Özerdem, şunları söyledi:
“Spor önemli bir vakadır. Önemli bir olgudur. Dolayısıyla önemsenmesi gerekir. Zorunluluğumuz disiplinler arası bir dağ olmasından kaynaklanır. Çok disiplinle ilişkili olduğu için çeşitli yöresel zorunluluklarla karşı karşıya kalmaktayız. Dolayısıyla bu farklı şekillerde olumsuzluklar gibi yansımaktadır. İlkesel problemlerimiz vardır, yöresel problemlerimiz vardır. Ama bize kalırsa en büyük problem topluma yaygın hale getirilmemiş olmasıdır, bir kültür haline dönüştürülmemiş olmasından kaynaklanan problemler var diye düşünüyoruz.

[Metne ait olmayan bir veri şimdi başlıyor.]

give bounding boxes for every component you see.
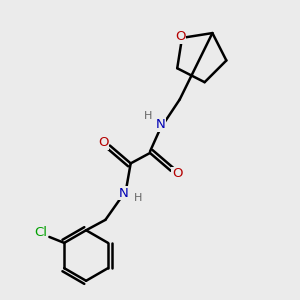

Dolayısıyla bunun için gerek gönüllü olarak, gerek kamu olarak bunu bir yaşam biçimi haline dönüştürmek vazifemizdir. Anayasanın 59. maddesi de zaten sağlık hizmetleri gibi, eğitim hizmetleri gibi bize bu yükümlülüğü vermiştir. Çeşitli zorunluluklarımız var. Sporun çeşitli disiplinlerle ilişkili olması bize yöresel ve eğitsel problemleri de getirmektedir. Bir defa spor nedir sorusunun cevabını bulabilmek önemlidir. Bu konuda Kurtan Fişek hocanın çok iyi bir tespiti vardır. Spor kurallı bir yarışmamıdır, bir reklam aracı mıdır, sağlık aracımıdır, bir yarışmamıdır? Yani bu soruların cevabını bulmak oldukça zor gibi gözükür. Ama eğer bunların hepsini kapsıyorsa buna benzer bir yönetsel yapı oluşturmak zorundayız. Türkiye’de daha önceden belki tespit problemlerimiz vardı. Ama bugün son 10 içerisinde çok ciddi tespitlerimiz yapılmakta. Ve yapılmaya deva etmektedir. Sporcularla ilgili bir sorunumuz yok. 75 milyonluk bir ülkede üst düzeyde başarı gösterebilecek bir sporcu potansiyelimiz var. Bir ekol oluşturabilecek bir potansiyelimiz var. Bana göre sorun antrenör problemidir. Dolayısıyla bu problemi çözmek için de gayret sarf etmemiz gerekiyor.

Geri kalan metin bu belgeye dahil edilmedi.